La grille de salaires 2024 par niveau et échelon

Le barème distingue trois grandes catégories : ouvriers et employés (O/E), techniciens et agents de maîtrise (TAM), puis cadres. Chaque niveau correspond à une plage de points, qui conditionne la rémunération minimale. Le salaire annuel progresse aussi selon l’ancienneté, avec trois paliers pour les non-cadres.
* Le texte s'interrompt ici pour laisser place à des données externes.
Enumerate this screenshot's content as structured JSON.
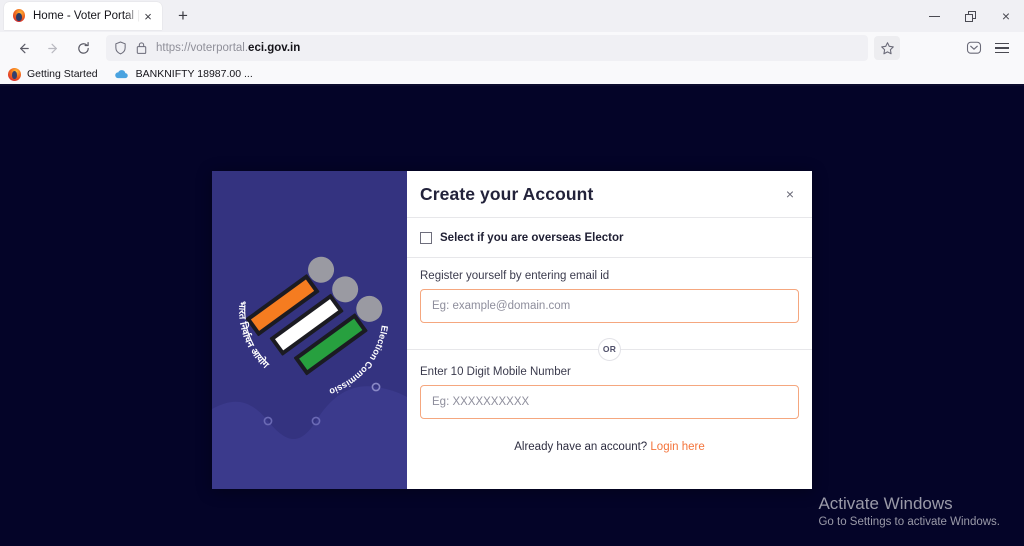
{
  "browser": {
    "tab": {
      "title": "Home - Voter Portal | Election C",
      "favicon": "firefox-icon",
      "close": "×"
    },
    "newtab_label": "+",
    "window_controls": {
      "minimize": "minimize-icon",
      "restore": "restore-icon",
      "close": "×"
    },
    "nav": {
      "back": "←",
      "forward": "→",
      "reload": "↻"
    },
    "urlbar": {
      "shield": "shield-icon",
      "lock": "lock-icon",
      "url_prefix": "https://voterportal.",
      "url_domain": "eci.gov.in",
      "bookmark": "star-icon"
    },
    "toolbar": {
      "pocket": "pocket-icon",
      "menu": "hamburger-icon"
    },
    "bookmarks": [
      {
        "label": "Getting Started",
        "icon": "firefox-icon"
      },
      {
        "label": "BANKNIFTY 18987.00 ...",
        "icon": "cloud-icon"
      }
    ]
  },
  "brand": {
    "logo_name": "election-commission-of-india-logo",
    "text_hindi": "भारत निर्वाचन आयोग",
    "text_english": "Election Commission of India",
    "panel_color": "#343380"
  },
  "modal": {
    "title": "Create your Account",
    "close_label": "×",
    "overseas_label": "Select if you are overseas Elector",
    "overseas_checked": false,
    "email": {
      "label": "Register yourself by entering email id",
      "placeholder": "Eg: example@domain.com",
      "value": ""
    },
    "divider_label": "OR",
    "mobile": {
      "label": "Enter 10 Digit Mobile Number",
      "placeholder": "Eg: XXXXXXXXXX",
      "value": ""
    },
    "footer": {
      "prompt": "Already have an account?",
      "link": "Login here"
    },
    "accent_color": "#f4743b",
    "input_border_color": "#f5a77f"
  },
  "watermark": {
    "title": "Activate Windows",
    "subtitle": "Go to Settings to activate Windows."
  },
  "page": {
    "background_color": "#040428"
  }
}
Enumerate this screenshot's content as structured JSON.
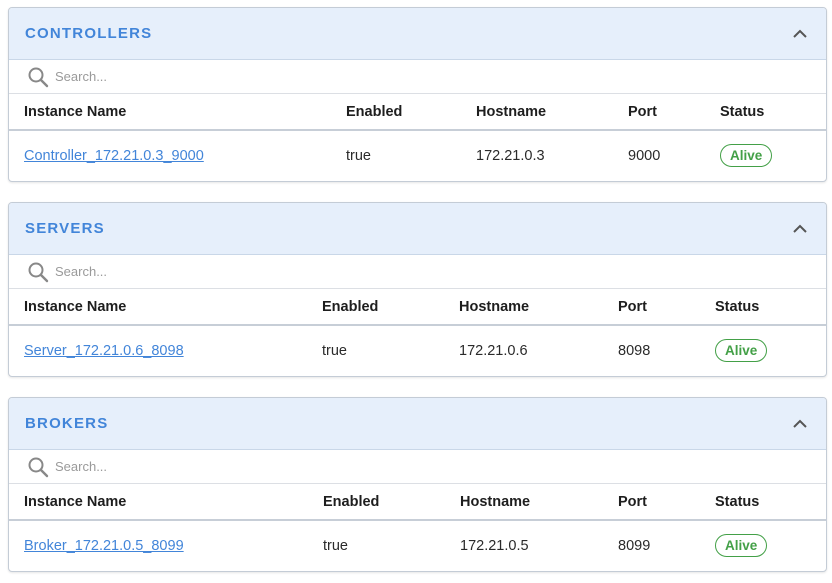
{
  "panels": [
    {
      "title": "CONTROLLERS",
      "search": {
        "placeholder": "Search..."
      },
      "columns": [
        "Instance Name",
        "Enabled",
        "Hostname",
        "Port",
        "Status"
      ],
      "rows": [
        {
          "instance_name": "Controller_172.21.0.3_9000",
          "enabled": "true",
          "hostname": "172.21.0.3",
          "port": "9000",
          "status": "Alive"
        }
      ]
    },
    {
      "title": "SERVERS",
      "search": {
        "placeholder": "Search..."
      },
      "columns": [
        "Instance Name",
        "Enabled",
        "Hostname",
        "Port",
        "Status"
      ],
      "rows": [
        {
          "instance_name": "Server_172.21.0.6_8098",
          "enabled": "true",
          "hostname": "172.21.0.6",
          "port": "8098",
          "status": "Alive"
        }
      ]
    },
    {
      "title": "BROKERS",
      "search": {
        "placeholder": "Search..."
      },
      "columns": [
        "Instance Name",
        "Enabled",
        "Hostname",
        "Port",
        "Status"
      ],
      "rows": [
        {
          "instance_name": "Broker_172.21.0.5_8099",
          "enabled": "true",
          "hostname": "172.21.0.5",
          "port": "8099",
          "status": "Alive"
        }
      ]
    }
  ],
  "icons": {
    "collapse": "chevron-up-icon",
    "search": "search-icon"
  },
  "colors": {
    "accent": "#4285d9",
    "header_bg": "#e6effb",
    "alive": "#43a047"
  }
}
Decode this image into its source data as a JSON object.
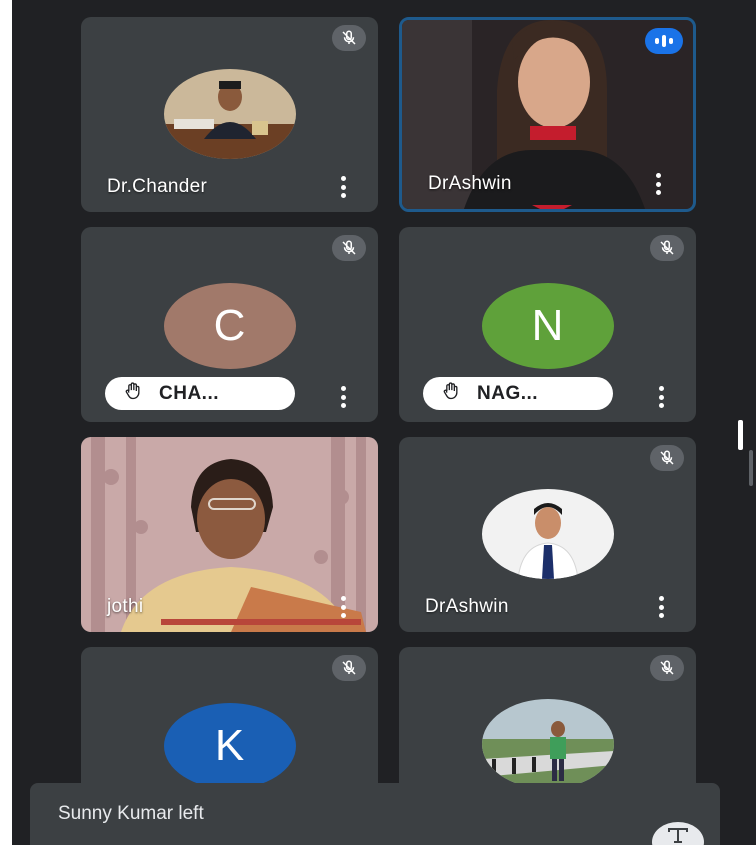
{
  "participants": [
    {
      "name": "Dr.Chander",
      "muted": true,
      "type": "photo"
    },
    {
      "name": "DrAshwin",
      "muted": false,
      "type": "video",
      "speaking": true
    },
    {
      "name": "CHA...",
      "muted": true,
      "type": "letter",
      "letter": "C",
      "color": "#a1796a",
      "hand_raised": true
    },
    {
      "name": "NAG...",
      "muted": true,
      "type": "letter",
      "letter": "N",
      "color": "#5fa13a",
      "hand_raised": true
    },
    {
      "name": "jothi",
      "muted": false,
      "type": "video"
    },
    {
      "name": "DrAshwin",
      "muted": true,
      "type": "photo"
    },
    {
      "name": "",
      "muted": true,
      "type": "letter",
      "letter": "K",
      "color": "#1a5fb4"
    },
    {
      "name": "",
      "muted": true,
      "type": "photo"
    }
  ],
  "toast": {
    "message": "Sunny Kumar left"
  },
  "icons": {
    "mute": "mic-off-icon",
    "more": "more-vert-icon",
    "hand": "raised-hand-icon",
    "speaking": "audio-level-icon",
    "captions": "captions-icon"
  },
  "colors": {
    "background": "#202124",
    "tile": "#3c4043",
    "accent": "#1a73e8"
  }
}
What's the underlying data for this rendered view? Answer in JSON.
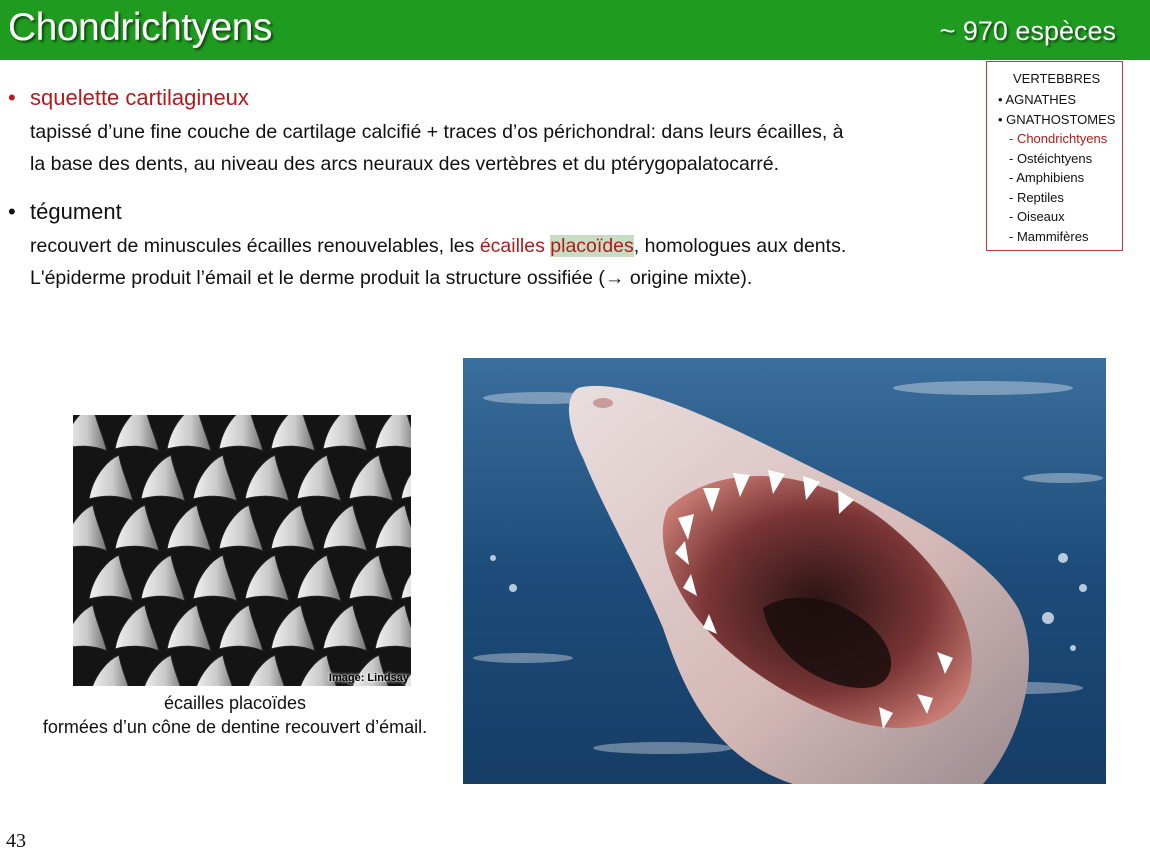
{
  "header": {
    "title": "Chondrichtyens",
    "species_count": "~ 970 espèces"
  },
  "bullets": [
    {
      "label": "squelette cartilagineux",
      "lines": [
        "tapissé d’une fine couche de cartilage calcifié + traces d’os périchondral: dans leurs écailles, à",
        "la base des dents, au niveau des arcs neuraux des vertèbres et du ptérygopalatocarré."
      ]
    },
    {
      "label": "tégument",
      "line1_pre": "recouvert de minuscules écailles renouvelables, les ",
      "line1_red": "écailles ",
      "line1_hl": "placoïdes",
      "line1_post": ", homologues aux dents.",
      "line2": "L'épiderme produit l’émail et le derme produit la structure ossifiée (→ origine mixte)."
    }
  ],
  "nav": {
    "title": "VERTEBBRES",
    "items": [
      "• AGNATHES",
      "• GNATHOSTOMES",
      "- Chondrichtyens",
      "- Ostéichtyens",
      "- Amphibiens",
      "- Reptiles",
      "- Oiseaux",
      "- Mammifères"
    ],
    "active_index": 2
  },
  "figure_scales": {
    "credit": "Image: Lindsay",
    "caption_line1": "écailles placoïdes",
    "caption_line2": "formées d’un cône de dentine recouvert d’émail."
  },
  "page_number": "43",
  "colors": {
    "header_green": "#1f9b1f",
    "accent_red": "#b31a1a",
    "nav_border": "#c0393b"
  }
}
Catégorie Niveau / Échelon Points Salaire mensuel brut 2024 Salaire annuel (≥ 3 ans)
O/E N1 E1 12 à 15 1 781,92 € 23 164,96 €
O/E N2 E2 28 à 31 1 851,92 € 24 074,96 €
O/E N3 E2 40 à 43 1 959,12 € 25 468,56 €
TAM N4 E1 48 à 51 2 056,71 € 26 737,23 €
TAM N5 E2 60 à 63 2 366,27 € 30 761,51 €
TAM N6 E2 68 à 71 2 782,49 € 36 172,37 €
Cadres N7 E1 72 à 75 2 884,39 € 37 497,07 €
Cadres N8 E2 84 à 87 4 156,78 € 54 038,14 €
Cadres N9 E1 88 à 90 5 202,37 € 67 630,81 €

Pour les non-cadres, le salaire annuel garanti augmente avec l’ancienneté. Un salarié de niveau 1 échelon 1 touche 22 630,38 euros entre un et deux ans d’ancienneté, contre 23 164,96 euros au-delà de trois ans. Les cadres relèvent d’un montant annuel fixe, sans variation selon ce critère.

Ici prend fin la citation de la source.